Almost six months after declaring himself guilty of six accusations of criminal association and Racket, Young Thug has finally spoken of the most of two years spent behind the bars and the long process in which he had been accused of using his label, the Young Stoner Life Records, as a cover for a criminal organization involved in murder and drug trafficking.
However, the rapper seems to have changed his mind. In fact, in a new interview with Gqthe rapper called himself an “innocent man”, explaining that he has declared himself guilty only to avoid a heavier conviction. “It is absurd to declare yourself guilty for something you know that you have not done,” he said. «But so you have the opportunity to continue fighting. You can worry about the fate decided by the jury, or choose to return home immediately. It's like saying: “Fuck, I go home” ». On the time spent in prison, Young Thug said little: “It was real,” he commented. “I don't want to live it anymore, but yes, it was real.”
According to Thug, the fact that his trial was the longest in the history of Georgia gave him a strange form of self -esteem. “I felt important,” he said. “I felt one of the greatest stars.” The number of people in the classroom, media attention and even the way the judge turned to him fueled that feeling.
“The judge said to me:” You have to realize who you are. ” My lawyer, Brian Steel, repeated every day: “brother, you have to understand it”. And every night, alone in the cell, I started making it: “I am important” ».
Over time, Thug has started to see all the experience as a sort of divine lesson. “I think I am too important for prison, but not too important for God,” he said. «God can also put the biggest person behind bars. I felt higher than prison, but somehow he managed to put me in there. I think it was a design of God ». Further on in the interview, he also admitted to being still trying to understand the reason that he pushed God to put him in that situation.
During the period in prison, you added Young Thug, many penitentiary agents were his fans, so much so that they ask him about his texts during the searches. Some were even more young than him. However, he added, his career was the last thing he thought about while he was in the cell: the priority were the family and the children.
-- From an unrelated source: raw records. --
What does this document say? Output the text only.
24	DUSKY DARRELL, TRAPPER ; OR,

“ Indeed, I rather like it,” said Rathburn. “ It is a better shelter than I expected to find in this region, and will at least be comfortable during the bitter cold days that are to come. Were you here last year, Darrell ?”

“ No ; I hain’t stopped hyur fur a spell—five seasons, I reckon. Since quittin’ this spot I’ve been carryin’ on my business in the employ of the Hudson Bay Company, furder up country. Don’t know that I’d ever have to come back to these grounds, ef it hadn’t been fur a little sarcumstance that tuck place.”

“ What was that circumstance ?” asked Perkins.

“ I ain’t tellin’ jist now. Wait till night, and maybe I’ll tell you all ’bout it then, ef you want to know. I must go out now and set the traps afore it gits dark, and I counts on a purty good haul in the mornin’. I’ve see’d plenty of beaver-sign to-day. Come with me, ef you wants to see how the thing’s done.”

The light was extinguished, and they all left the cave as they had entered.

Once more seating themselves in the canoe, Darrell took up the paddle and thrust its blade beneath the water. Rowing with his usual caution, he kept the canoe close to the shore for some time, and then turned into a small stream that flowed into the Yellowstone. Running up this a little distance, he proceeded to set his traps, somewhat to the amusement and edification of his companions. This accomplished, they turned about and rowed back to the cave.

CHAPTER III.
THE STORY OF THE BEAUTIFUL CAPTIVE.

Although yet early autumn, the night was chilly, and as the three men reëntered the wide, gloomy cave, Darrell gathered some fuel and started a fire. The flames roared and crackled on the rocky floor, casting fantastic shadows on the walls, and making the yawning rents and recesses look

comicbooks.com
Now he has returned to freedom, and is taking his career back in his hand: “I can no longer talk about gangs or certain things on the Internet,” he said since, during the trial, the prosecutors used some of his texts as evidence against him. “I have some songs in which I speak of street things, and it is precisely those texts that they tried to use against me,” he explained. «It was strange, but also cool. Because it's like saying: “Oh, everyone listens to me”. But also strange. The first amendment guarantees freedom of speech, fuck ».